I have some historicals and a fantasy for you this week.
The Sergeant’s Lady
by Susanna Fraser
Highborn Anna Arrington has been “following the drum,” obeying the wishes of her cold, controlling cavalry officer husband. When he dies, all she wants is to leave life with Wellington’s army in Spain behind her and go home to her family’s castle in Scotland.
Sergeant Will Atkins ran away from home to join the army in a fit of boyish enthusiasm. He is a natural born soldier, popular with officers and men alike, uncommonly brave and chivalrous, and educated and well-read despite his common birth.
As Anna journeys home with a convoy of wounded soldiers, she forms an unlikely friendship with Will. When the convoy is ambushed and their fellow soldiers captured, they become fugitives—together. The attraction between them is strong—but even if they can escape the threat of death at the hands of the French, is love strong enough to bridge the gap between a viscount’s daughter and an innkeeper’s son?
I read this as part of my current historical fiction kick. Review coming in the next day or so.
The Wet Nurse’s Tale
by Erica Eisdorfer
Susan Rose is not your average Victorian heroine. She’s promiscuous, lovable, plump, and scheming. Luckily for Susan, her big heart is covered by an equally big bosom, and her bosom is her fortune—for Susan becomes a professional wet nurse, like her mother before her, and she makes it her business to know all the intrigues and scandals that the upper crust would prefer to keep to themselves.
When her own child is caught up in a family scandal, Susan must use all of her street smarts to rescue her baby from the powerful mistress of the house. The scheme she weaves is bold and daring, and could spell ruin if she fails—but Susan Rose has no intention of failing.
This looked familiar to me and I thought I had already covered it, but I haven’t. The hook had me at “her bosom is her future.” It looks fabulous.
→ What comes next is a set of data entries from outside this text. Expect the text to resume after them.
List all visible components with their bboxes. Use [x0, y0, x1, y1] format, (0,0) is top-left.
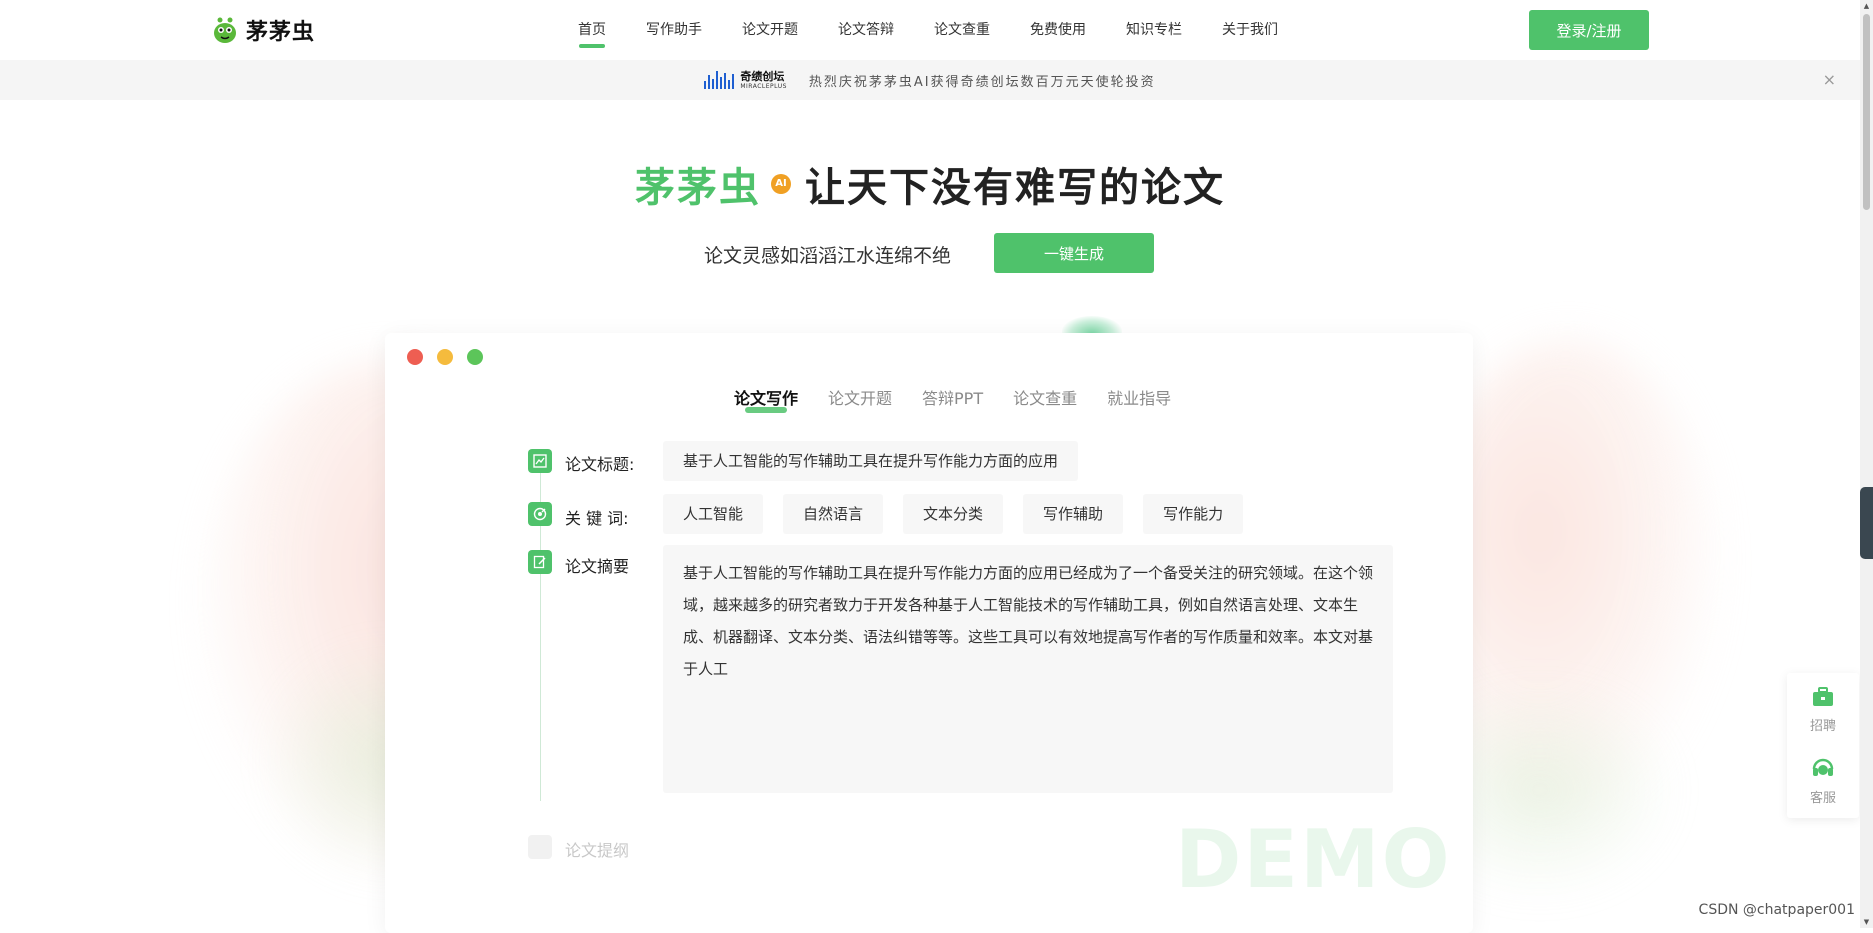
customer-service-button[interactable]: 客服 — [1787, 757, 1859, 806]
logo[interactable]: 茅茅虫 — [212, 14, 315, 46]
top-header: 茅茅虫 首页 写作助手 论文开题 论文答辩 论文查重 免费使用 知识专栏 关于我… — [0, 0, 1860, 60]
keyword-chip: 文本分类 — [903, 494, 1004, 534]
image-icon — [528, 449, 552, 473]
miracleplus-bars-icon — [704, 71, 735, 89]
side-widget-tab[interactable] — [1860, 487, 1873, 559]
thesis-title-label: 论文标题: — [565, 455, 635, 474]
demo-window: 论文写作 论文开题 答辩PPT 论文查重 就业指导 论文标题: 基于人工智能的写… — [385, 333, 1473, 933]
close-icon[interactable]: × — [1823, 70, 1836, 89]
keyword-chip: 写作能力 — [1143, 494, 1244, 534]
window-controls — [407, 349, 483, 365]
headset-icon — [1812, 758, 1834, 776]
briefcase-icon — [1813, 687, 1833, 706]
target-icon — [528, 502, 552, 526]
scroll-thumb[interactable] — [1863, 14, 1870, 210]
tab-career-guidance[interactable]: 就业指导 — [1092, 385, 1186, 409]
tab-defense-ppt[interactable]: 答辩PPT — [907, 385, 998, 409]
one-click-generate-button[interactable]: 一键生成 — [994, 233, 1154, 273]
keyword-chip: 人工智能 — [663, 494, 764, 534]
outline-icon — [528, 835, 552, 859]
page-scrollbar[interactable]: ▲ ▼ — [1860, 0, 1873, 928]
keyword-chip: 写作辅助 — [1023, 494, 1124, 534]
thesis-title-value: 基于人工智能的写作辅助工具在提升写作能力方面的应用 — [663, 441, 1079, 481]
miracleplus-en: MIRACLEPLUS — [740, 82, 787, 90]
announcement-bar: 奇绩创坛 MIRACLEPLUS 热烈庆祝茅茅虫AI获得奇绩创坛数百万元天使轮投… — [0, 60, 1860, 100]
tab-proposal[interactable]: 论文开题 — [813, 385, 907, 409]
miracleplus-logo: 奇绩创坛 MIRACLEPLUS — [704, 71, 787, 90]
scroll-up-arrow-icon[interactable]: ▲ — [1860, 0, 1873, 12]
window-minimize-dot — [437, 349, 453, 365]
scroll-down-arrow-icon[interactable]: ▼ — [1860, 916, 1873, 928]
demo-tabs: 论文写作 论文开题 答辩PPT 论文查重 就业指导 — [719, 385, 1186, 413]
recruit-label: 招聘 — [1809, 719, 1836, 734]
nav-item-home[interactable]: 首页 — [558, 0, 626, 60]
nav-item-plagiarism-check[interactable]: 论文查重 — [914, 0, 1010, 60]
csdn-watermark: CSDN @chatpaper001 — [1698, 902, 1855, 918]
recruit-button[interactable]: 招聘 — [1787, 687, 1859, 734]
outline-label: 论文提纲 — [565, 841, 630, 860]
tab-thesis-writing[interactable]: 论文写作 — [719, 385, 813, 413]
miracleplus-cn: 奇绩创坛 — [740, 69, 785, 83]
nav-item-defense[interactable]: 论文答辩 — [818, 0, 914, 60]
nav-item-proposal[interactable]: 论文开题 — [722, 0, 818, 60]
keyword-chip: 自然语言 — [783, 494, 884, 534]
login-register-button[interactable]: 登录/注册 — [1529, 10, 1649, 50]
abstract-label: 论文摘要 — [565, 557, 630, 576]
nav-item-knowledge[interactable]: 知识专栏 — [1106, 0, 1202, 60]
demo-watermark: DEMO — [1175, 813, 1452, 906]
nav-item-about[interactable]: 关于我们 — [1202, 0, 1298, 60]
main-nav: 首页 写作助手 论文开题 论文答辩 论文查重 免费使用 知识专栏 关于我们 — [558, 0, 1298, 60]
tab-plagiarism-check[interactable]: 论文查重 — [998, 385, 1092, 409]
caterpillar-logo-icon — [214, 17, 236, 43]
floating-service-panel: 招聘 客服 — [1787, 673, 1859, 818]
hero-brand: 茅茅虫 — [635, 165, 761, 211]
service-label: 客服 — [1809, 791, 1836, 806]
window-maximize-dot — [467, 349, 483, 365]
hero-subtitle: 论文灵感如滔滔江水连绵不绝 — [704, 245, 952, 267]
edit-icon — [528, 550, 552, 574]
nav-item-free-use[interactable]: 免费使用 — [1010, 0, 1106, 60]
announcement-text[interactable]: 热烈庆祝茅茅虫AI获得奇绩创坛数百万元天使轮投资 — [809, 71, 1156, 90]
nav-item-writing-assistant[interactable]: 写作助手 — [626, 0, 722, 60]
window-close-dot — [407, 349, 423, 365]
keywords-label: 关 键 词: — [565, 509, 629, 528]
logo-text: 茅茅虫 — [246, 20, 316, 45]
ai-badge: AI — [771, 174, 791, 194]
hero-slogan: 让天下没有难写的论文 — [805, 165, 1225, 211]
keyword-list: 人工智能 自然语言 文本分类 写作辅助 写作能力 — [663, 494, 1244, 534]
hero-title: 茅茅虫 AI 让天下没有难写的论文 — [0, 155, 1860, 213]
abstract-text: 基于人工智能的写作辅助工具在提升写作能力方面的应用已经成为了一个备受关注的研究领… — [663, 545, 1393, 793]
Fantasy and Science Fiction
The Native Star
by M. K. Hobson
It’s 1876, and business is rotten for Emily Edwards, town witch of the tiny Sierra Nevada settlement of Lost Pine. With everyone buying patent magicks by mail-order, she’s faced with two equally desperate options. Starve—or use a love spell to bewitch the town’s richest lumberman into marrying her.
When the love spell goes terribly wrong, Emily is forced to accept the aid of Dreadnought Stanton—a pompous and scholarly Warlock from New York—to set things right. Together, they travel from the seedy underbelly of San Francisco’s Barbary Coast, across the United States by train and biomechanical flying machine, to the highest halls of American magical power, only to find that love spells (and love) are far more complicated and dangerous than either of them could ever have imagined.
The author hyperlinked several elements from her cover copy, which I thought was pretty cool so I left them in place. This novel looks like a lot of fun.
Any float your boat? Discuss in the comments.